O nome deste aparelho só pode ter vindo, digo eu, desse prazer que ela parece sentir no sofrimento das pessoas, qual Marquês de Sade, regozijando-se por poder receber vários pacientes que lhes satisfaçam essa necessidade, hora após hora.

Maldita sejas, Marquesa!

Espero tão cedo não te pôr o corpinho em cima.

Tarzan terrorista

Setembro 8th, 2010

Tarzan é uma daquelas personagens míticas, de que temos memória desde tenra infância, mas eu desconfio que ele, por baixo de uma capa de ingenuidade, coragem e ajuda ao próximo, sempre escondeu o seu maléfico alter ego de terrorista islâmico.

Aquele cabelo comprido, os trajes rasgados e a selva que o escondem, como se um guerrilheiro fosse, os gritos desesperados que anunciam que se vai lançar e que se assemelham a A…Aaaa… Aaallah, sempre me deixaram com a pulga atrás da orelha, o que é muito incómodo, principalmente durante uma ressonância magnética.

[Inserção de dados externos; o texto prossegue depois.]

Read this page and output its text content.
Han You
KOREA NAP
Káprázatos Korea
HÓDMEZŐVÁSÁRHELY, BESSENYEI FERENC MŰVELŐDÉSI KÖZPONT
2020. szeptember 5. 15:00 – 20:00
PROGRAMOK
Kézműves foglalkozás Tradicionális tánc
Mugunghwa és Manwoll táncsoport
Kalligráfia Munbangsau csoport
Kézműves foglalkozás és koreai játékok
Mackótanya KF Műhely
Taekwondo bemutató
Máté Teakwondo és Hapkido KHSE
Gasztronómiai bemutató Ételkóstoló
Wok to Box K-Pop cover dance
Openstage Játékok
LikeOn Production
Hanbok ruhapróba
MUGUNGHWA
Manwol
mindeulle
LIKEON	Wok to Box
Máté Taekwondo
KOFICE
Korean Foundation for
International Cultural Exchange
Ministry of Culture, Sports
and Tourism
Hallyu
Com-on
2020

O facto de ter sempre a barba aparada, indicia que ele tinha utensílios de corte escondidos, mas não os usava no cabelo para disfarçar e não levantar suspeitas, aproveitando-se dessa tranquilidade para cortar lianas e rechear cocos com pimenta polvorosa e pirilampos, para depois os atar à cintura e usar nos eventuais ataques suicidas.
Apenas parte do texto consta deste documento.